On découvre initialement deux architectes associés dans la revitalisation de tout un quartier pauvre de Londres. Un projet gigantesque. Le duo, Will (Jude Law) et Sandy (Martin Freeman), choisit même d’emménager leurs bureaux dans ce quartier fréquenté par des prostituées et des immigrants à statut précaire, King’s Cross. Ils transforment ainsi un vieil entrepôt en bureau branché, bourré des derniers ordis Macintosh à la mode.
Les fameux ordis et autres gadgets technos finiront par être chipés par un réseau de voleurs Serbes bien organisés. Qui fait appel à un jeune réfugié Bosniaque de 15 ans, adepte du parkour, ce fascinant sport dont les athlètes escaladent des immeubles ou sautent sur les toits et transforment le mobilier urbain en piste d’hébertisme. Le jeune homme, décrocheur, entretient pourtant une relation pleine d’amour et de respect avec sa mère (Juliette Binoche), une réfugiée bosniaque dont le mari Serbe fut tué à Sarajevo, durant la guerre civile.

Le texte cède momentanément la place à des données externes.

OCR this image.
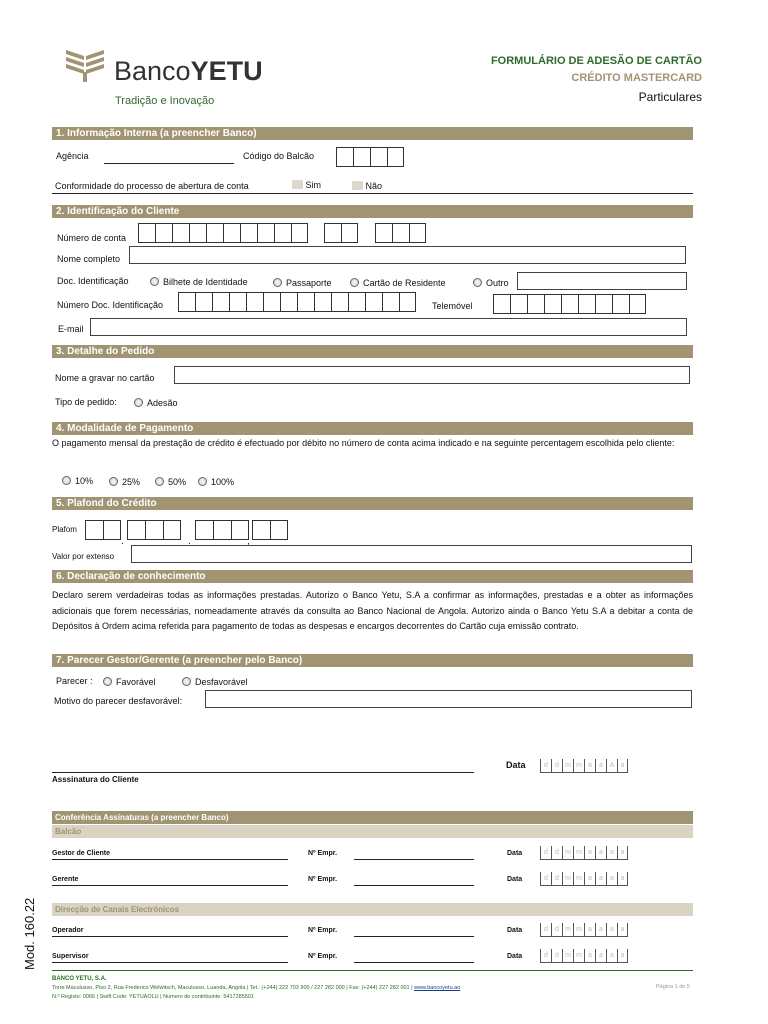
BancoYETU
Tradição e Inovação
FORMULÁRIO DE ADESÃO DE CARTÃO
CRÉDITO MASTERCARD
Particulares
1. Informação Interna (a preencher Banco)
Agência	Código do Balcão
Conformidade do processo de abertura de conta	Sim	Não
2. Identificação do Cliente
Número de conta
Nome completo
Doc. Identificação	Bilhete de Identidade	Passaporte	Cartão de Residente	Outro
Número Doc. Identificação	Telemóvel
E-mail
3. Detalhe do Pedido
Nome a gravar no cartão
Tipo de pedido:	Adesão
4. Modalidade de Pagamento
O pagamento mensal da prestação de crédito é efectuado por débito no número de conta acima indicado e na seguinte percentagem escolhida pelo cliente:
10%	25%	50%	100%
5. Plafond do Crédito
Plafom
.	.	,
Valor por extenso
6. Declaração de conhecimento
Declaro serem verdadeiras todas as informações prestadas. Autorizo o Banco Yetu, S.A a confirmar as informações, prestadas e a obter as informações adicionais que forem necessárias, nomeadamente através da consulta ao Banco Nacional de Angola. Autorizo ainda o Banco Yetu S.A a debitar a conta de Depósitos à Ordem acima referida para pagamento de todas as despesas e encargos decorrentes do Cartão cuja emissão contrato.
7. Parecer Gestor/Gerente (a preencher pelo Banco)
Parecer :	Favorável	Desfavorável
Motivo do parecer desfavorável:
Data	d	d m m a	a A a
Asssinatura do Cliente
Conferência Assinaturas (a preencher Banco)
Balcão
Gestor de Cliente	Nº Empr.	Data	d	d m m a	a	a a
Gerente	Nº Empr.	Data	d	d m m a	a	a a
Direcção de Canais Electrónicos
Operador	Nº Empr.	Data	d	d m m a	a	a a
Supervisor	Nº Empr.	Data	d	d m m a	a	a a
Mod. 160.22
BANCO YETU, S.A.
Torre Maculusso, Piso 2, Rua Frederico Welwitsch, Maculusso, Luanda, Angola | Tel.: (+244) 222 703 900 / 227 282 000 | Fax: (+244) 227 282 001 | www.bancoyetu.ao
N.º Registo: 0066 | Swift Code: YETUAOLU | Numero de contribuinte: 5417285501
Página 1 de 5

Puisque son local est dévalisé plusieurs fois, Will se décide à le surveiller toutes les nuits pour mettre lui-même la main au collet du voleur. Cette vigile tombe mal. Car sa femme (Robin Wright Penn) en arrache de plus en plus avec sa fille, une jeune ado légèrement atteinte d’autisme, issue d’une autre union.
Cette situation éloigne de plus en plus les deux jeunes parents. Will est obnubilé par son chantier et ses cambrioleurs. Sa femme s’est repliée sur sa relation avec sa fille. Une certaine vacuité caractérise leur relation et affecte grandement leur amour.

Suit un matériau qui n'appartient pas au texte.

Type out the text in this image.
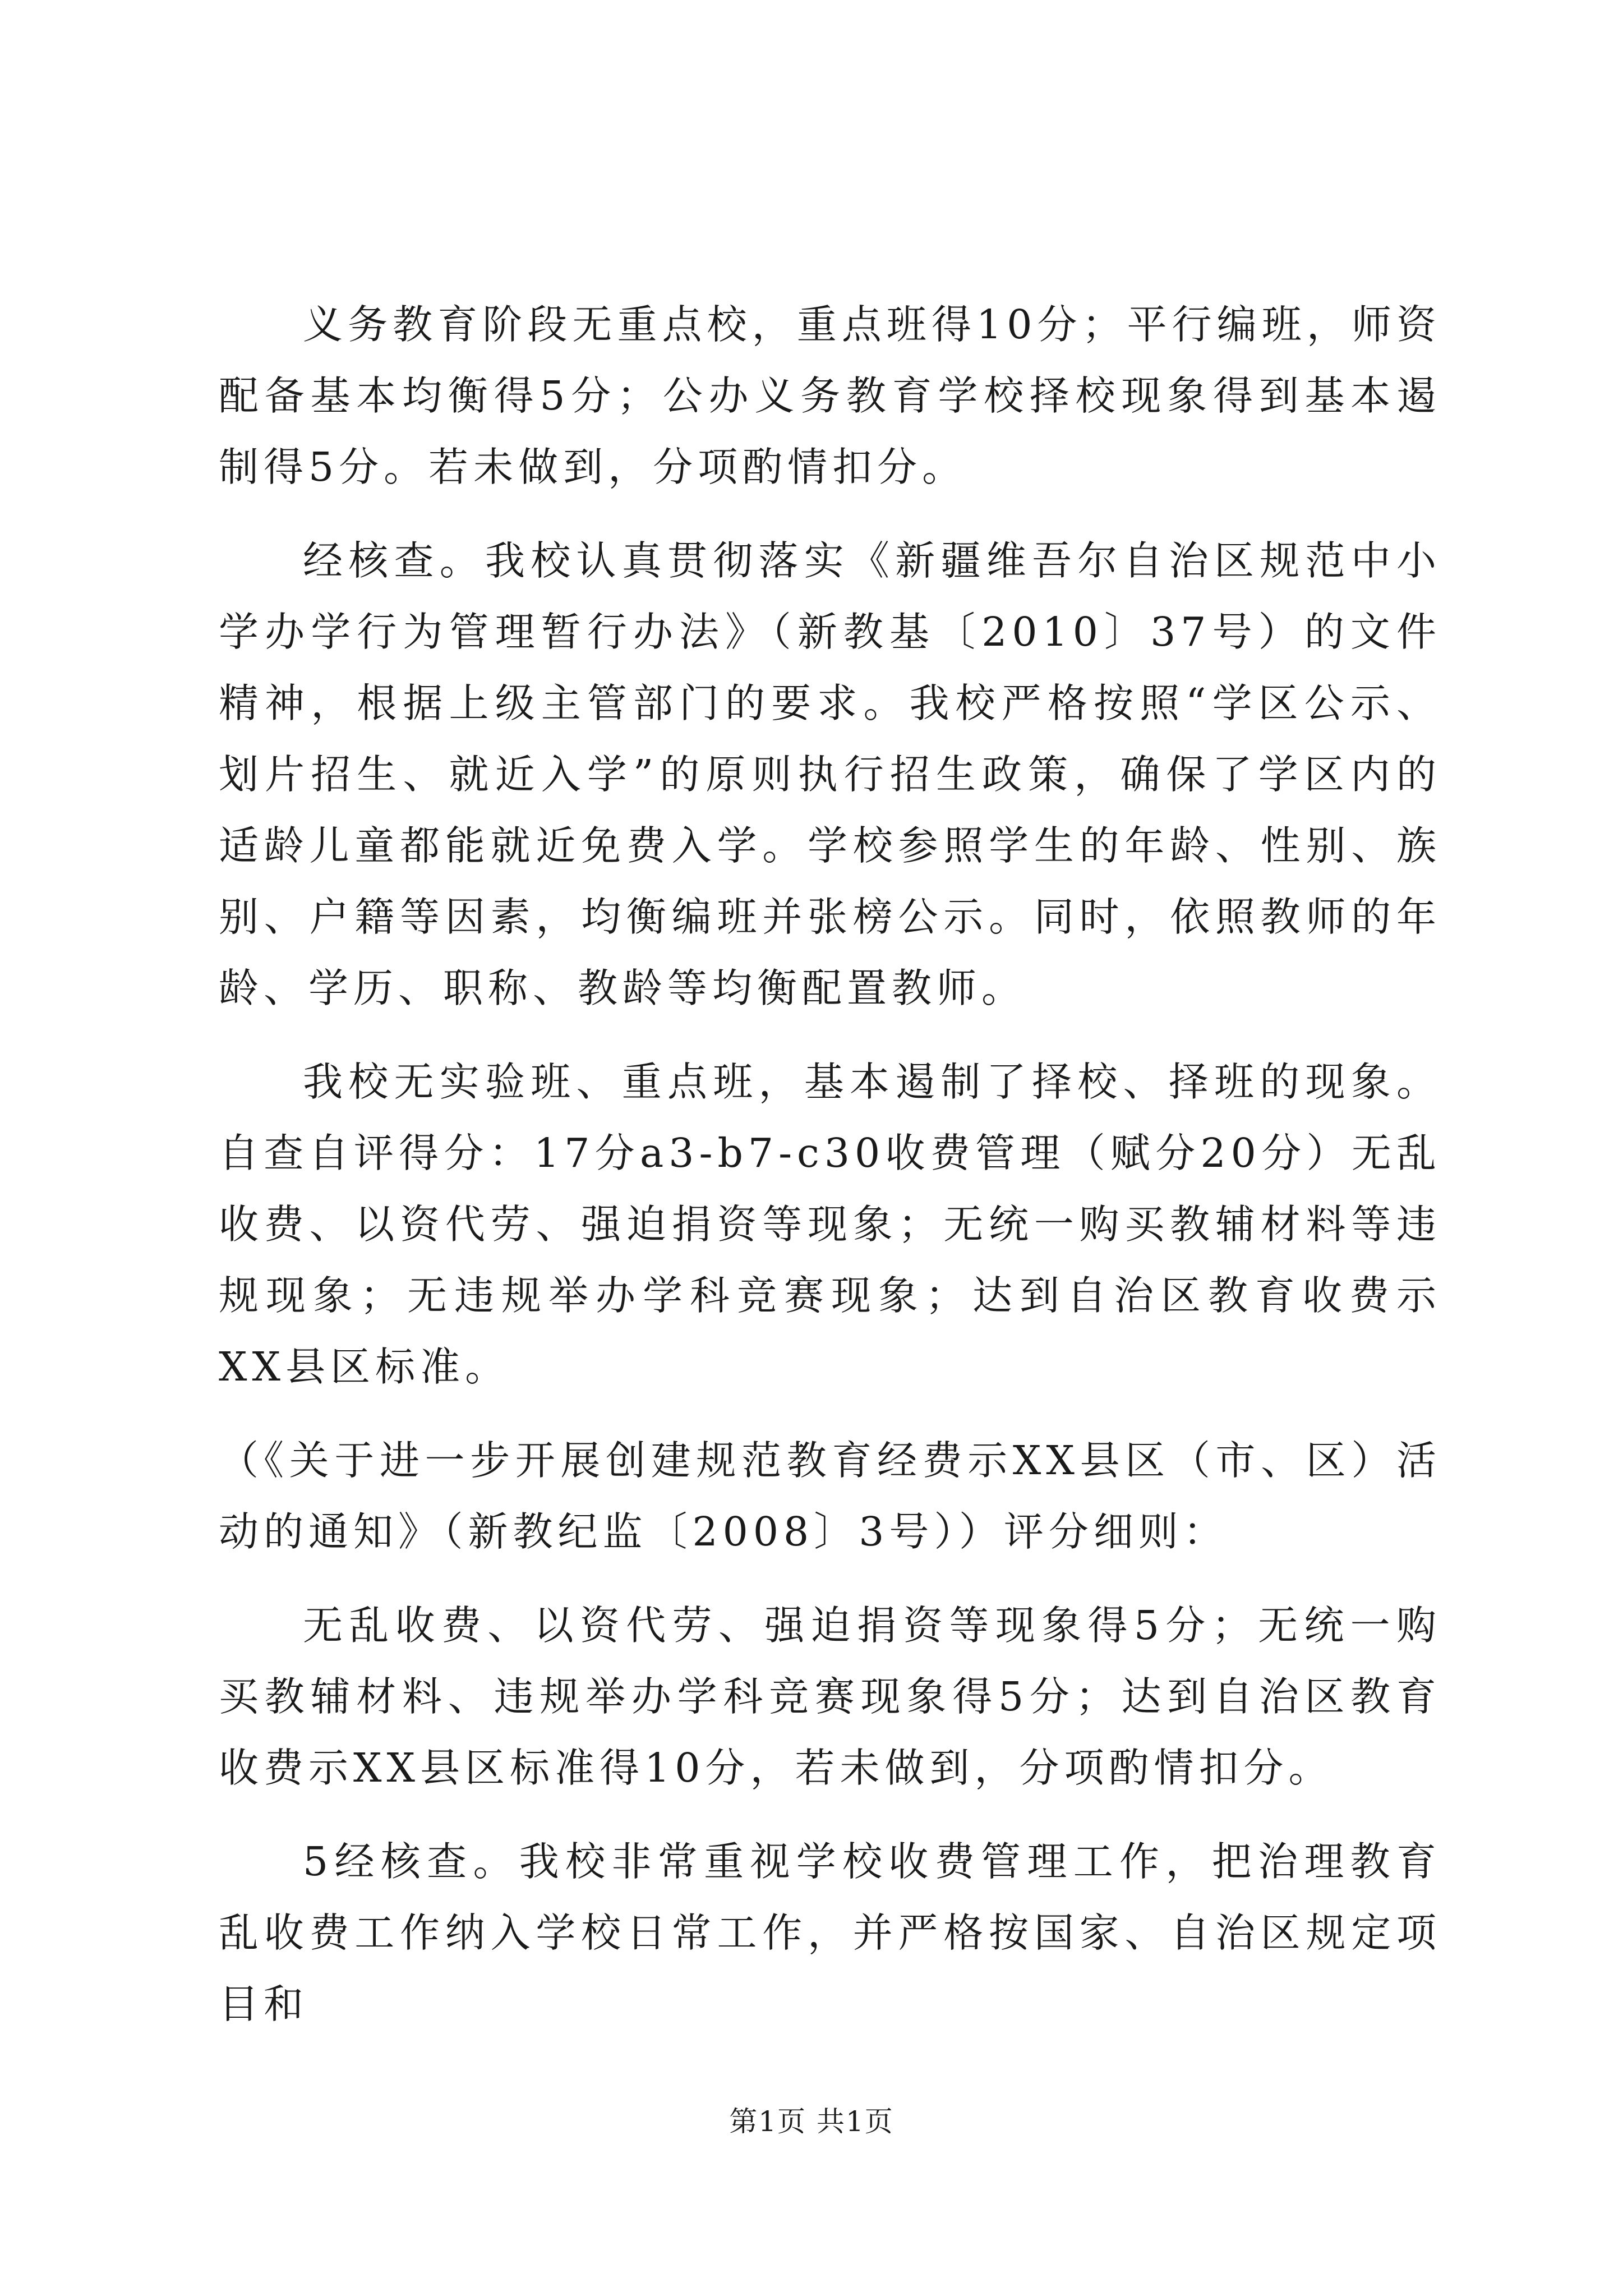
义务教育阶段无重点校，重点班得10分；平行编班，师资配备基本均衡得5分；公办义务教育学校择校现象得到基本遏制得5分。若未做到，分项酌情扣分。

经核查。我校认真贯彻落实《新疆维吾尔自治区规范中小学办学行为管理暂行办法》（新教基〔2010〕37号）的文件精神，根据上级主管部门的要求。我校严格按照“学区公示、划片招生、就近入学”的原则执行招生政策，确保了学区内的适龄儿童都能就近免费入学。学校参照学生的年龄、性别、族别、户籍等因素，均衡编班并张榜公示。同时，依照教师的年龄、学历、职称、教龄等均衡配置教师。

我校无实验班、重点班，基本遏制了择校、择班的现象。自查自评得分：17分a3-b7-c30收费管理（赋分20分）无乱收费、以资代劳、强迫捐资等现象；无统一购买教辅材料等违规现象；无违规举办学科竞赛现象；达到自治区教育收费示XX县区标准。

（《关于进一步开展创建规范教育经费示XX县区（市、区）活动的通知》（新教纪监〔2008〕3号））评分细则：

无乱收费、以资代劳、强迫捐资等现象得5分；无统一购买教辅材料、违规举办学科竞赛现象得5分；达到自治区教育收费示XX县区标准得10分，若未做到，分项酌情扣分。

5经核查。我校非常重视学校收费管理工作，把治理教育乱收费工作纳入学校日常工作，并严格按国家、自治区规定项目和

第1页 共1页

Le hasard finit par mettre la femme du jeune voleur sur le chemin de Will. Ce dernier est fasciné par le destin et cette authenticité qui émane de cette réfugiée, qui fait de son mieux pour survivre et élever un fils en pleine crise d’adolescence. Crise exacerbée par un père absent et un oncle Serbe qui constitue une mauvaise influence.

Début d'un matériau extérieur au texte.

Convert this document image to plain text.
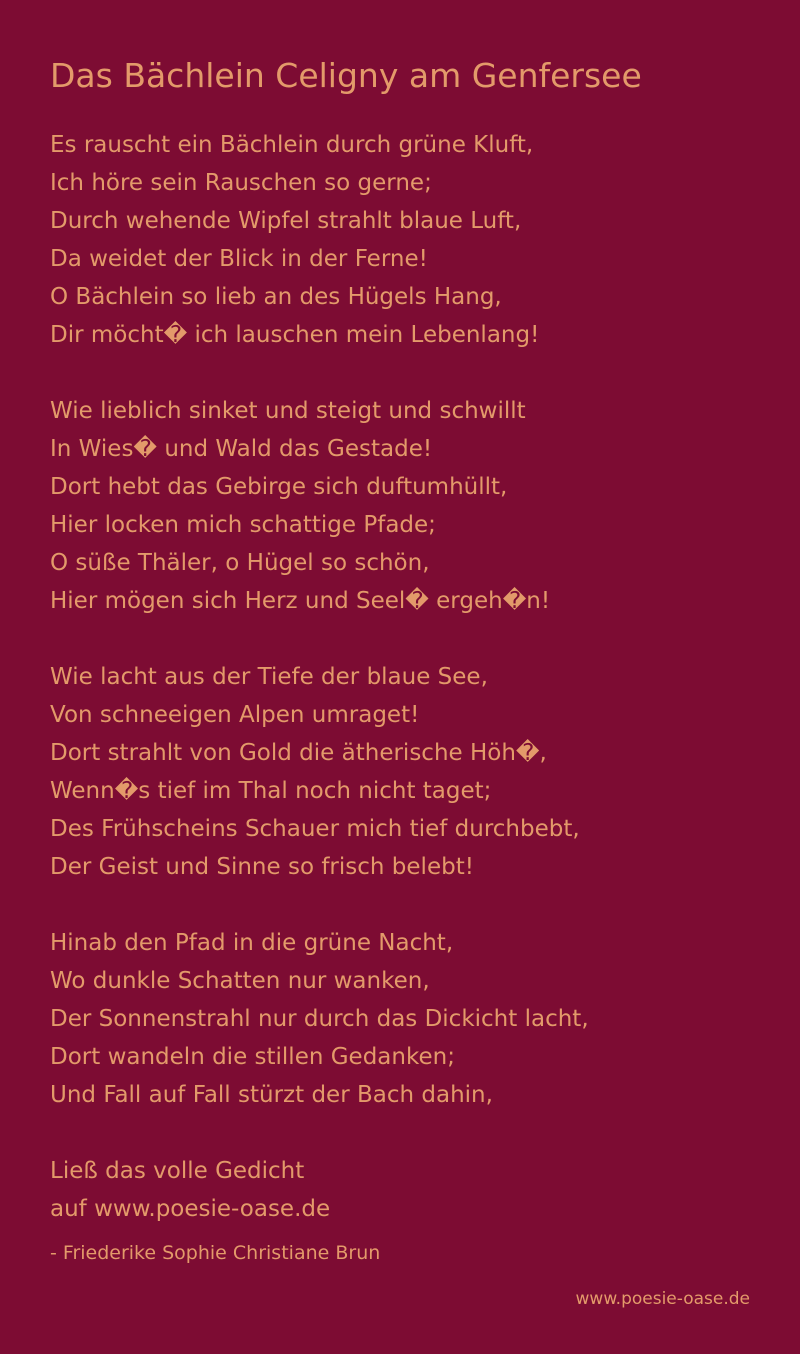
Das Bächlein Celigny am Genfersee
Es rauscht ein Bächlein durch grüne Kluft,
Ich höre sein Rauschen so gerne;
Durch wehende Wipfel strahlt blaue Luft,
Da weidet der Blick in der Ferne!
O Bächlein so lieb an des Hügels Hang,
Dir möcht� ich lauschen mein Lebenlang!
Wie lieblich sinket und steigt und schwillt
In Wies� und Wald das Gestade!
Dort hebt das Gebirge sich duftumhüllt,
Hier locken mich schattige Pfade;
O süße Thäler, o Hügel so schön,
Hier mögen sich Herz und Seel� ergeh�n!
Wie lacht aus der Tiefe der blaue See,
Von schneeigen Alpen umraget!
Dort strahlt von Gold die ätherische Höh�,
Wenn�s tief im Thal noch nicht taget;
Des Frühscheins Schauer mich tief durchbebt,
Der Geist und Sinne so frisch belebt!
Hinab den Pfad in die grüne Nacht,
Wo dunkle Schatten nur wanken,
Der Sonnenstrahl nur durch das Dickicht lacht,
Dort wandeln die stillen Gedanken;
Und Fall auf Fall stürzt der Bach dahin,
Ließ das volle Gedicht
auf www.poesie-oase.de
- Friederike Sophie Christiane Brun
www.poesie-oase.de
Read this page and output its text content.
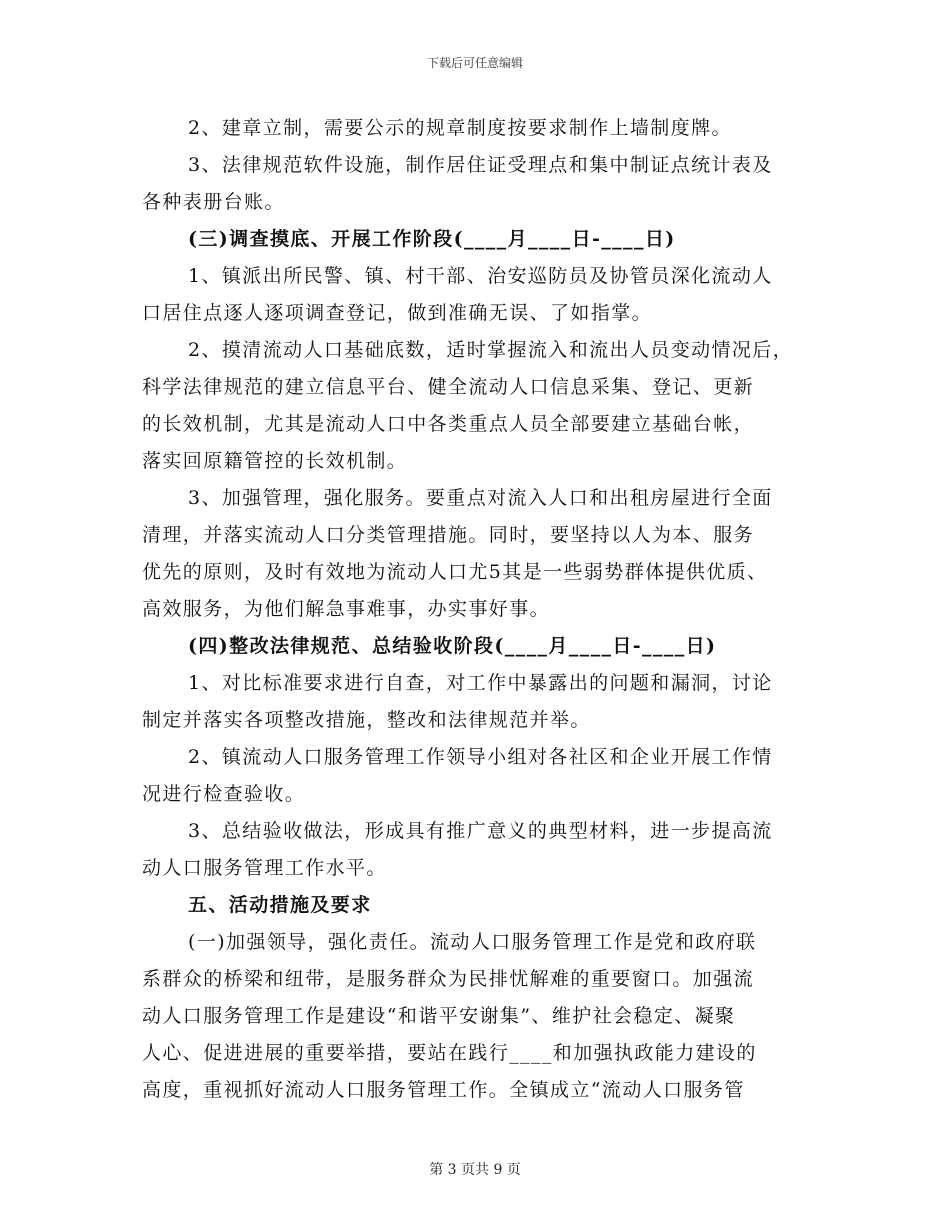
下载后可任意编辑
2、建章立制，需要公示的规章制度按要求制作上墙制度牌。
3、法律规范软件设施，制作居住证受理点和集中制证点统计表及
各种表册台账。
(三)调查摸底、开展工作阶段(____月____日-____日)
1、镇派出所民警、镇、村干部、治安巡防员及协管员深化流动人
口居住点逐人逐项调查登记，做到准确无误、了如指掌。
2、摸清流动人口基础底数，适时掌握流入和流出人员变动情况后，
科学法律规范的建立信息平台、健全流动人口信息采集、登记、更新
的长效机制，尤其是流动人口中各类重点人员全部要建立基础台帐，
落实回原籍管控的长效机制。
3、加强管理，强化服务。要重点对流入人口和出租房屋进行全面
清理，并落实流动人口分类管理措施。同时，要坚持以人为本、服务
优先的原则，及时有效地为流动人口尤5其是一些弱势群体提供优质、
高效服务，为他们解急事难事，办实事好事。
(四)整改法律规范、总结验收阶段(____月____日-____日)
1、对比标准要求进行自查，对工作中暴露出的问题和漏洞，讨论
制定并落实各项整改措施，整改和法律规范并举。
2、镇流动人口服务管理工作领导小组对各社区和企业开展工作情
况进行检查验收。
3、总结验收做法，形成具有推广意义的典型材料，进一步提高流
动人口服务管理工作水平。
五、活动措施及要求
(一)加强领导，强化责任。流动人口服务管理工作是党和政府联
系群众的桥梁和纽带，是服务群众为民排忧解难的重要窗口。加强流
动人口服务管理工作是建设“和谐平安谢集”、维护社会稳定、凝聚
人心、促进进展的重要举措，要站在践行____和加强执政能力建设的
高度，重视抓好流动人口服务管理工作。全镇成立“流动人口服务管
第 3 页共 9 页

Le vol est rapidement relégué au second plan, alors que le film surfe allègrement sur les différences entre ces jeunes professionnels gâtés par la vie et cette mère et son fils en situation de survie permanente. Qu’est-ce qu’un vol d’ordi lorsque l’on découvre le fossé de richesse entre les principaux personnages? En parallèle, les principaux protagonistes du film doivent se débattre avec leurs problèmes personnels, amoureux et existentiels.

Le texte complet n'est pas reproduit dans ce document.